Quantum State Transfer through Coherent Atom-Molecule Conversion in Bose-Einstein Condensate

TL;DR

This paper demonstrates complete quantum state transfer from atomic to molecular Bose-Einstein condensates via solitonic excitations, highlighting the role of photoassociation and soliton dynamics in coherent atom-molecule conversion.

Contribution

It introduces a method for quantum state transfer in BECs using solitonic excitations and analyzes the effects of interactions and photoassociation on this process.

Findings

Complete atom-molecule quantum state transfer achieved.

Photoassociation is crucial for coherent conversion.

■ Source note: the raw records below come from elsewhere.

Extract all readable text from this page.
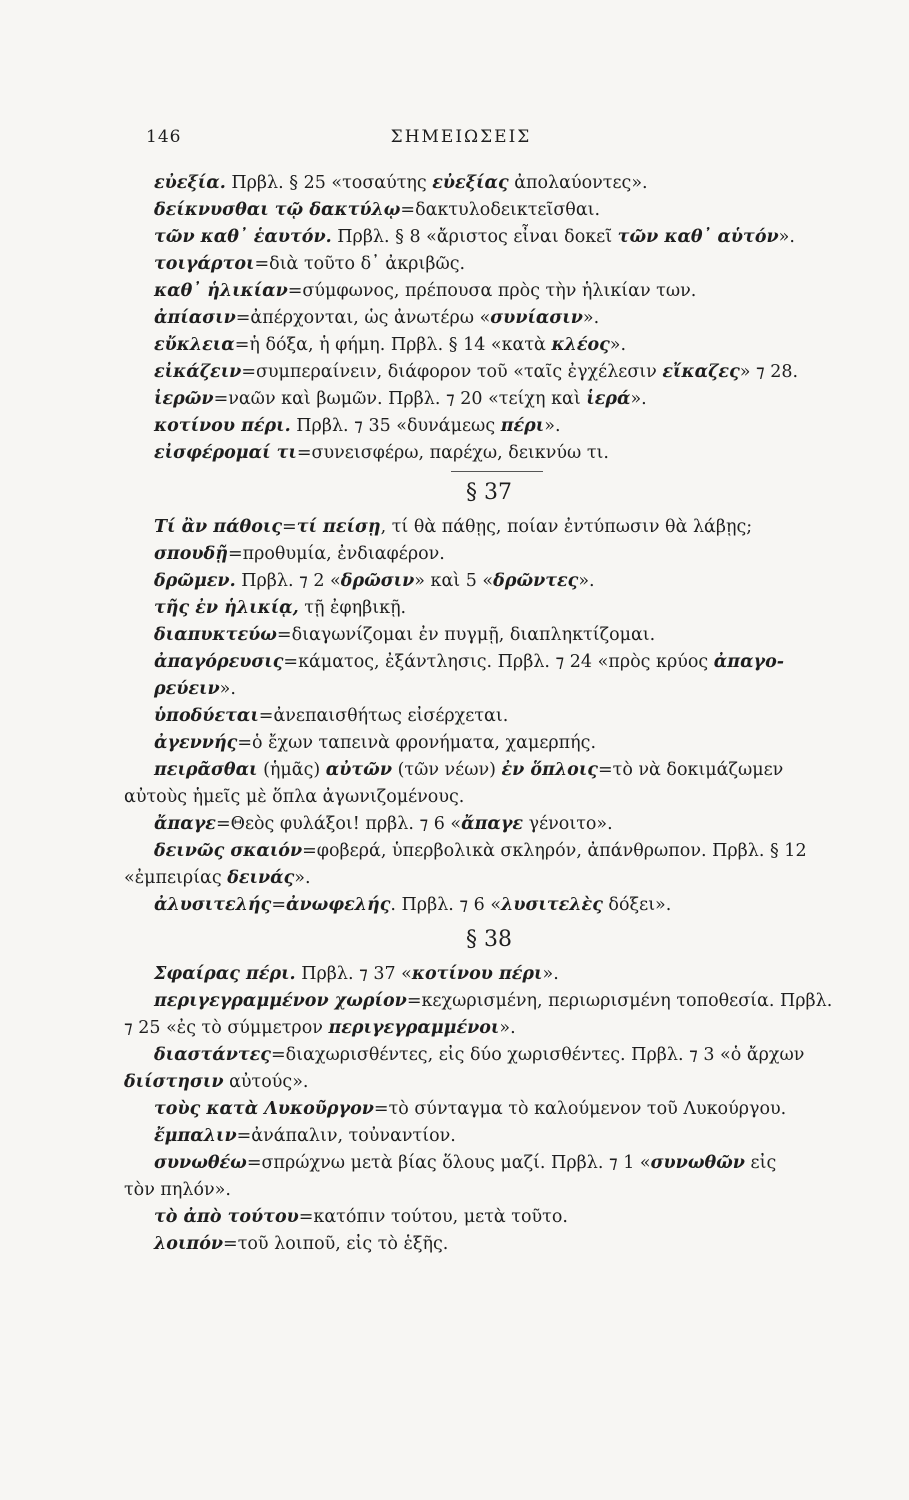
146	ΣΗΜΕΙΩΣΕΙΣ
εὐεξία. Πρβλ. § 25 «τοσαύτης εὐεξίας ἀπολαύοντες».
δείκνυσθαι τῷ δακτύλῳ=δακτυλοδεικτεῖσθαι.
τῶν καθ᾽ ἑαυτόν. Πρβλ. § 8 «ἄριστος εἶναι δοκεῖ τῶν καθ᾽ αὑτόν».
τοιγάρτοι=διὰ τοῦτο δ᾽ ἀκριβῶς.
καθ᾽ ἡλικίαν=σύμφωνος, πρέπουσα πρὸς τὴν ἡλικίαν των.
ἀπίασιν=ἀπέρχονται, ὡς ἀνωτέρω «συνίασιν».
εὔκλεια=ἡ δόξα, ἡ φήμη. Πρβλ. § 14 «κατὰ κλέος».
εἰκάζειν=συμπεραίνειν, διάφορον τοῦ «ταῖς ἐγχέλεσιν εἴκαζες» ⁊ 28.
ἱερῶν=ναῶν καὶ βωμῶν. Πρβλ. ⁊ 20 «τείχη καὶ ἱερά».
κοτίνου πέρι. Πρβλ. ⁊ 35 «δυνάμεως πέρι».
εἰσφέρομαί τι=συνεισφέρω, παρέχω, δεικνύω τι.
§ 37
Τί ἂν πάθοις=τί πείσῃ, τί θὰ πάθῃς, ποίαν ἐντύπωσιν θὰ λάβῃς;
σπουδῇ=προθυμία, ἐνδιαφέρον.
δρῶμεν. Πρβλ. ⁊ 2 «δρῶσιν» καὶ 5 «δρῶντες».
τῆς ἐν ἡλικίᾳ, τῇ ἐφηβικῇ.
διαπυκτεύω=διαγωνίζομαι ἐν πυγμῇ, διαπληκτίζομαι.
ἀπαγόρευσις=κάματος, ἐξάντλησις. Πρβλ. ⁊ 24 «πρὸς κρύος ἀπαγο-
ρεύειν».
ὑποδύεται=ἀνεπαισθήτως εἰσέρχεται.
ἀγεννής=ὁ ἔχων ταπεινὰ φρονήματα, χαμερπής.
πειρᾶσθαι (ἡμᾶς) αὐτῶν (τῶν νέων) ἐν ὅπλοις=τὸ νὰ δοκιμάζωμεν
αὐτοὺς ἡμεῖς μὲ ὅπλα ἀγωνιζομένους.
ἄπαγε=Θεὸς φυλάξοι! πρβλ. ⁊ 6 «ἄπαγε γένοιτο».
δεινῶς σκαιόν=φοβερά, ὑπερβολικὰ σκληρόν, ἀπάνθρωπον. Πρβλ. § 12
«ἐμπειρίας δεινάς».
ἀλυσιτελής=ἀνωφελής. Πρβλ. ⁊ 6 «λυσιτελὲς δόξει».
§ 38
Σφαίρας πέρι. Πρβλ. ⁊ 37 «κοτίνου πέρι».
περιγεγραμμένον χωρίον=κεχωρισμένη, περιωρισμένη τοποθεσία. Πρβλ.
⁊ 25 «ἐς τὸ σύμμετρον περιγεγραμμένοι».
διαστάντες=διαχωρισθέντες, εἰς δύο χωρισθέντες. Πρβλ. ⁊ 3 «ὁ ἄρχων
διίστησιν αὐτούς».
τοὺς κατὰ Λυκοῦργον=τὸ σύνταγμα τὸ καλούμενον τοῦ Λυκούργου.
ἔμπαλιν=ἀνάπαλιν, τοὐναντίον.
συνωθέω=σπρώχνω μετὰ βίας ὅλους μαζί. Πρβλ. ⁊ 1 «συνωθῶν εἰς
τὸν πηλόν».
τὸ ἀπὸ τούτου=κατόπιν τούτου, μετὰ τοῦτο.
λοιπόν=τοῦ λοιποῦ, εἰς τὸ ἑξῆς.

Gray soliton dispersion shows bistability and re-entrant phase.

Abstract

We demonstrate complete quantum state transfer of an atomic Bose-Einstein condensate to molecular condensate, mediated by solitonic excitations in a cigar shaped mean-field geometry. Starting with a localized solitonic atomic condensate, we show compatible gray solitonic configuration in the molecular condensate, which results in complete atom-molecule conversion. The effect of inter and intra-species interactions on the formation of molecular condensate is explicated in the presence of Raman Photoassociation. It is found that photoassociation plays a crucial role in the coherent atom-molecule conversion as well as in the soliton dynamics. The gray soliton dispersion reveals bistable behaviour, showing a re-entrant phase in a physically accessible parametric domain.